B). Cupric acetate (general charring of all organic carbons), and develop at 150°C for 10-20 min.

C). Iodine vapor (reversible staining of organic carbon double bonds). Stain at RT for 10-20 min. 

D). Molybdenum Blue reagent (stains phospholipids) and develop at RT for 10 min or longer. 

References

García-Heredia, A., Kado, T., Sein, C. E., Puffal, J., Osman, S. H., Judd, J., . . . Siegrist, M. S. (2021). Membrane-partitioned cell wall synthesis in mycobacteria. Elife, 10. doi:10.7554/eLife.60263

Morita, Y. S., Patterson, J. H., Billman-Jacobe, H., & McConville, M. J. (2004). Biosynthesis of mycobacterial phosphatidylinositol mannosides. Biochemical Journal, 378(2), 589-597.

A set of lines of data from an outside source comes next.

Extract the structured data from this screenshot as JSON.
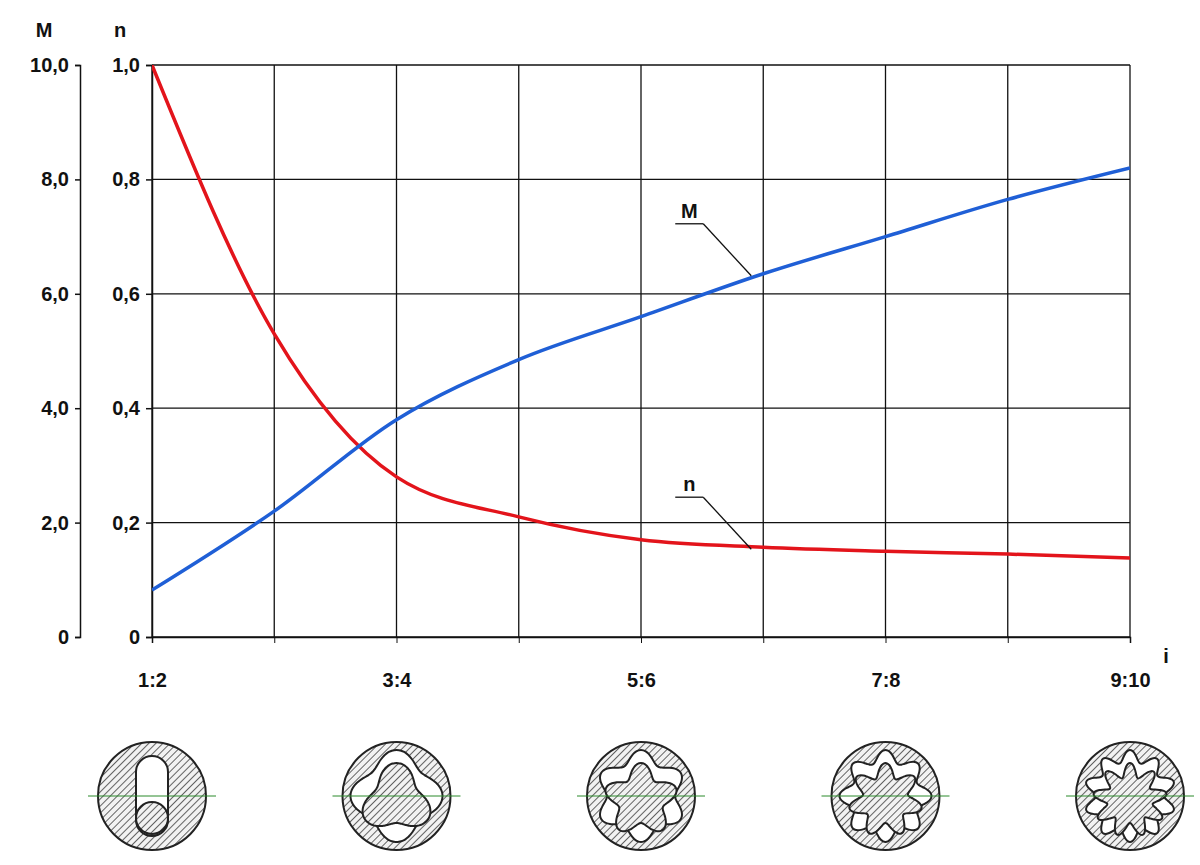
{
  "chart_data": {
    "type": "line",
    "x_label": "i",
    "y_label": "n",
    "y2_label": "M",
    "categories": [
      "1:2",
      null,
      "3:4",
      null,
      "5:6",
      null,
      "7:8",
      null,
      "9:10"
    ],
    "series": [
      {
        "name": "n",
        "color": "#e3141b",
        "values": [
          1.0,
          0.53,
          0.28,
          0.21,
          0.17,
          0.157,
          0.15,
          0.145,
          0.138
        ]
      },
      {
        "name": "M",
        "color": "#1f5fd6",
        "axis": "y2",
        "values": [
          0.82,
          2.2,
          3.8,
          4.85,
          5.6,
          6.35,
          7.0,
          7.65,
          8.2
        ]
      }
    ],
    "ylim": [
      0,
      1
    ],
    "yticks": [
      0,
      {
        "value": 0.2,
        "label": "0,2"
      },
      {
        "value": 0.4,
        "label": "0,4"
      },
      {
        "value": 0.6,
        "label": "0,6"
      },
      {
        "value": 0.8,
        "label": "0,8"
      },
      {
        "value": 1,
        "label": "1,0"
      }
    ],
    "y2lim": [
      0,
      10
    ],
    "y2ticks": [
      0,
      {
        "value": 2,
        "label": "2,0"
      },
      {
        "value": 4,
        "label": "4,0"
      },
      {
        "value": 6,
        "label": "6,0"
      },
      {
        "value": 8,
        "label": "8,0"
      },
      {
        "value": 10,
        "label": "10,0"
      }
    ],
    "grid": true
  }
}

Morita, Y. S., Velasquez, R., Taig, E., Waller, R. F., Patterson, J. H., Tull, D., . . . McConville, M. J. (2005). Compartmentalization of lipid biosynthesis in mycobacteria. J Biol Chem, 280(22), 21645-21652. doi:10.1074/jbc.M414181200

Hayashi, J. M., Luo, C. Y., Mayfield, J. A., Hsu, T., Fukuda, T., Walfield, A. L., . . . Morita, Y. S. (2016). Spatially distinct and metabolically active membrane domain in mycobacteria. Proc Natl Acad Sci U S A, 113(19), 5400-5405. doi:10.1073/pnas.1525165113

Recommended reading:

Deranieh, R. M., Joshi, A. S., & Greenberg, M. L. (2013). Thin-layer chromatography of phospholipids. Membrane Biogenesis: Methods and Protocols, 21-27.